Sprung is an evocative painter, and her rich, gestural work reflects her love of oil paint, which she describes as “sensual” and “almost alive.” She painted lonely, brooding women and bright-eyed children. Her portrayal of Rankin, the first woman elected to Congress, was so striking it brought Rankin’s nephew to tears.

For nine months, Sprung toiled over the portrait of Michelle Obama. She began by sketching the first lady in the White House, then worked on the painting in her Brooklyn studio. Obama visited Sprung’s home to approve the final piece.

The portrait became so real to her that she found herself saying hello and goodnight to the first lady’s likeness, even asking her for help with the painting.

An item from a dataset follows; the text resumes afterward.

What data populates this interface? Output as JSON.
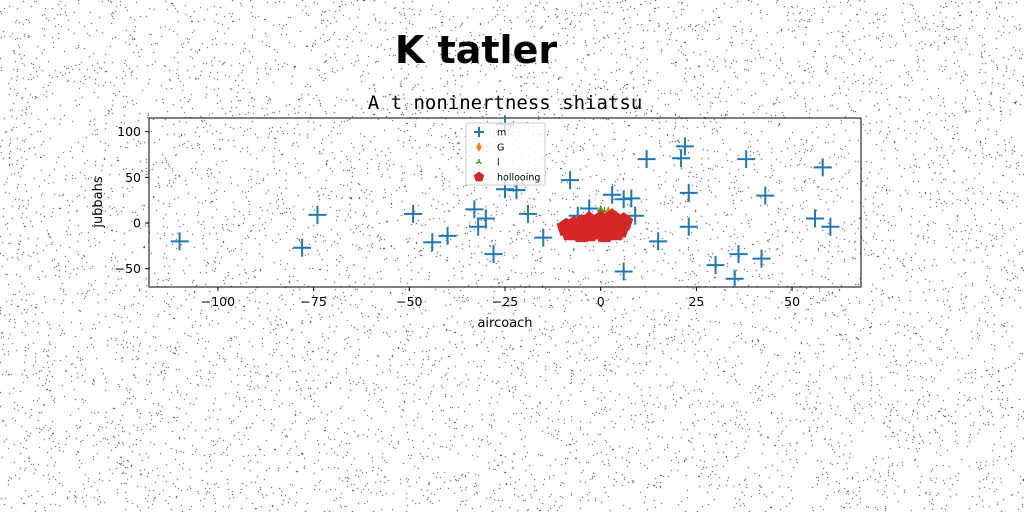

Sprung said she felt an artistic freedom while working because it was clear the first lady trusted her. Obama did not ask for reference photos or offer commentary throughout the process. “I could express myself because no one was looking over my shoulder and saying, ‘Oh, I don’t like my eyebrows,'” Sprung said.

The final portrait shows Obama in a blue dress on a red couch and is rendered in a style that Sprung calls “contemporary realism” for its bold, modern colors. “I think I have an idea of ​​who she is,” Sprung said of the former first lady. “Not with words. I couldn’t describe it. It’s different, a kind of intimate knowledge.